Viele stellen sich die bange Frage, ob ihr Kind die für das schulische Lernen
notwendigen Voraussetzungen mitbringt. Aber auch auf die Lehrpersonen der 1.
Schulstufe warten umfassendste Aufgaben. Wenn Kinder in die Schule kommen,
haben sie bereits sechs Lebensjahre gehört, gesprochen, geschaut, gerochen und
gefühlt. Sie sind keine „tabula rasa“, sondern bringen die unterschiedlichsten
Vorerfahrungen in die Schule mit.
In der Folge werden Beobachtungshilfen für Schulanfänger aufgelistet. Es finden
jene umfassenden Bereiche Berücksichtung, die als Grundvoraussetzungen des
Lernens betrachtete werden können. Für problemloses Schreiben ist neben der
altersgemäß entwickelten Wahrnehmungsfähigkeit eine differenzierte Grob- und
Feinmotorik eine grundlegende Voraussetzung.
Diese Auflistungen sind lediglich als Anregungen und Beobachtungshilfen für den
körperlichen, sozial-emotionalen und kognitiven Entwicklungsbereich zu sehen, um
die der Folge gezielte und individuelle Förderungen durchführen zu können. Es
werden keineswegs Ansprüche auf Vollständigkeit erhoben.
I.
Körperliche Schulfähigkeit
Früher glaubte man, dass das Erreichen eines bestimmten körperlichen
Entwicklungsstandes die Schulreife anzeige. Hatte ein Kind die so genannte
„Schulkindform“ erreicht, so setzte man dies mit psychischer Schulreife gleich.

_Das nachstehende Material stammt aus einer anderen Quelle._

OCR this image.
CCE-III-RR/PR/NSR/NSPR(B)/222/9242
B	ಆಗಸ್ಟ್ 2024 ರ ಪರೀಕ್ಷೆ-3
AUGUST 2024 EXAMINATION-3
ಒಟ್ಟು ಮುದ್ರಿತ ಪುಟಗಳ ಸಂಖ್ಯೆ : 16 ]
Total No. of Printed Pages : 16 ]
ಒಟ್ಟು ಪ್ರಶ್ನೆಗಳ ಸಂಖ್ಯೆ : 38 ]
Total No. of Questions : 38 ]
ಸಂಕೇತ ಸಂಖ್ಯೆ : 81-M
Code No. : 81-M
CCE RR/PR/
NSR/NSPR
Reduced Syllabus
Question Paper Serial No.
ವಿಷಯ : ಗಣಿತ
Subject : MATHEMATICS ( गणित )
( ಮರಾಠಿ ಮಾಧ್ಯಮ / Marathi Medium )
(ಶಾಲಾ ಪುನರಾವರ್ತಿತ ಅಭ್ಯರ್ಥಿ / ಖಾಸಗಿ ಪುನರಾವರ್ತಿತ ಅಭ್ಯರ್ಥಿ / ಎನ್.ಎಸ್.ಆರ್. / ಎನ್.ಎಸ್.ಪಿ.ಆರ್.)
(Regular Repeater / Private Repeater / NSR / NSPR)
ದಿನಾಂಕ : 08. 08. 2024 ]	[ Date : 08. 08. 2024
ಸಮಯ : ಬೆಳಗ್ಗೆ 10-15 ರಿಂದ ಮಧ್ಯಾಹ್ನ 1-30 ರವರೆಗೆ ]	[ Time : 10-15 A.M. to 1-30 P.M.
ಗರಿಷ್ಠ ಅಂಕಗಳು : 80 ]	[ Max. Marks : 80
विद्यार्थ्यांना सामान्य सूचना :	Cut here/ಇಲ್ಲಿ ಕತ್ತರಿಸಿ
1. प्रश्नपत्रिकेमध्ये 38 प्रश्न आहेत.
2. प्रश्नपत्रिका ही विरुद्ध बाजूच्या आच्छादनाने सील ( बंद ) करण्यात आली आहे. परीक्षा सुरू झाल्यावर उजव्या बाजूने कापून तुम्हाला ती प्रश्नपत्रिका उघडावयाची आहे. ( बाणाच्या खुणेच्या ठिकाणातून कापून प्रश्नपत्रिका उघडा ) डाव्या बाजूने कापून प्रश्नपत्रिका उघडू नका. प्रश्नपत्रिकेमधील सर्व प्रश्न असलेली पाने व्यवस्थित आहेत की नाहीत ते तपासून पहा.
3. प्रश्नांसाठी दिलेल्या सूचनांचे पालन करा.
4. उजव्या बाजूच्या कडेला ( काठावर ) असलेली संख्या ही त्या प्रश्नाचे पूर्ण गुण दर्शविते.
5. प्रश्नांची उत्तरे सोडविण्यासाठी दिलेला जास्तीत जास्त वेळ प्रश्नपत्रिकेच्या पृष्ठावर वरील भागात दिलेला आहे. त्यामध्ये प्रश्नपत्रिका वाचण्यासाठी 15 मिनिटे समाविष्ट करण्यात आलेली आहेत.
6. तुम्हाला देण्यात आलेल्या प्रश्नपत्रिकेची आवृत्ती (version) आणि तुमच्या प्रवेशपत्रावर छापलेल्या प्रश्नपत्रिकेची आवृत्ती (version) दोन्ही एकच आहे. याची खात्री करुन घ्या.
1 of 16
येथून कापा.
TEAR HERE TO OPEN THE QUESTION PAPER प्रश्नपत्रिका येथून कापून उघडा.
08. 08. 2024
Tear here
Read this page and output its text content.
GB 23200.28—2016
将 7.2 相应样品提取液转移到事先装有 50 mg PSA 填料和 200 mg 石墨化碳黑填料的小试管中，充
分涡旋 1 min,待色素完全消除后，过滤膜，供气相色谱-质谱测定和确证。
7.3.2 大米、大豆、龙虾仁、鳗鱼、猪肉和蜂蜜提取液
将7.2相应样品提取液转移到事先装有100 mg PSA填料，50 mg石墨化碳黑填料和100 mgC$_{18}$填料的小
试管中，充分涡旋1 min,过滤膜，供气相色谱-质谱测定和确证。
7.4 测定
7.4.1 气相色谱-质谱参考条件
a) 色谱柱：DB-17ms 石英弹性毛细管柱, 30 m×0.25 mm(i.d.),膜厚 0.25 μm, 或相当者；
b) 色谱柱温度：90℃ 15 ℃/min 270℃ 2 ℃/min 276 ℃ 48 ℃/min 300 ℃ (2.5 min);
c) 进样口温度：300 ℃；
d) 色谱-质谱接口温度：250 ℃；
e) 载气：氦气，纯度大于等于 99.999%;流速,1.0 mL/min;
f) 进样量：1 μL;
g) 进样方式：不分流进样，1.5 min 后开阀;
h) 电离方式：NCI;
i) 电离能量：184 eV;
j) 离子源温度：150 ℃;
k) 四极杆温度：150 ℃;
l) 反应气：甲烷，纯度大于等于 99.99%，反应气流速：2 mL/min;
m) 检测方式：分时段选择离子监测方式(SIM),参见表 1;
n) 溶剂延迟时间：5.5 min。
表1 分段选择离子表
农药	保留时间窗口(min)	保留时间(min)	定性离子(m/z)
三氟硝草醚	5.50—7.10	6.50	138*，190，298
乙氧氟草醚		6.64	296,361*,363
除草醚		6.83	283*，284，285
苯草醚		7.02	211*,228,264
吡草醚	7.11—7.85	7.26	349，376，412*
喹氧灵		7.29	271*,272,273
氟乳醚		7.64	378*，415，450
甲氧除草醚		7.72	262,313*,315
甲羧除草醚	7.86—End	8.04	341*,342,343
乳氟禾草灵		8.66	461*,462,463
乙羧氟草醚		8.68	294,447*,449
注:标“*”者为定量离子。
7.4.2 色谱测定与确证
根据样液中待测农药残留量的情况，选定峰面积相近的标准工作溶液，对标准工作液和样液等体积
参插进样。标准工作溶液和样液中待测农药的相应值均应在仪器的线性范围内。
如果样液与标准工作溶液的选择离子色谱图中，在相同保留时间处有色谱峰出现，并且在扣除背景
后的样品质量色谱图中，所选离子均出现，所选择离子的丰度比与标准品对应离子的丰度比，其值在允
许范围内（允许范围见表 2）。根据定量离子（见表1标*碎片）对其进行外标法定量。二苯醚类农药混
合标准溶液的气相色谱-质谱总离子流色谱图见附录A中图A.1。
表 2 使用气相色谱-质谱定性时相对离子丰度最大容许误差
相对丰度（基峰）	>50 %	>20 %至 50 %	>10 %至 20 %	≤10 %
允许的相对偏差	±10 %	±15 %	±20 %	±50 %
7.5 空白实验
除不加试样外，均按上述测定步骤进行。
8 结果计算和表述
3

Auf
Grund der allgemeinen körperlichen Akzeleration haben diese Aussagen heute keine
Gültigkeit mehr. Verschiedenste Bereiche subsumieren sich im Bereich körperlicher
Schulfähigkeit.
1. Grobmotorik und Feinmotorik
Die motorischen Leistungen im Alter des Schuleintrittes gewinnen zunehmend an
Sicherheit
(Bewegungskoordination,
Reaktionsgeschwindigkeit).
Körperliche
Geschicklichkeit ist ein unerlässlicher Bestandteil der allgemeinen Leistungsfähigkeit.
Die Entwicklung der Intelligenz hängt eng mit der Bewegung des Kindes zusammen.
Die Funktionsfähigkeit des Gleichgewichtssystem ist aber nicht nur für die motorische
Entwicklung entscheidend, sondern auch für die Entwicklung der Raumwahrnehmung und Raumorientierung.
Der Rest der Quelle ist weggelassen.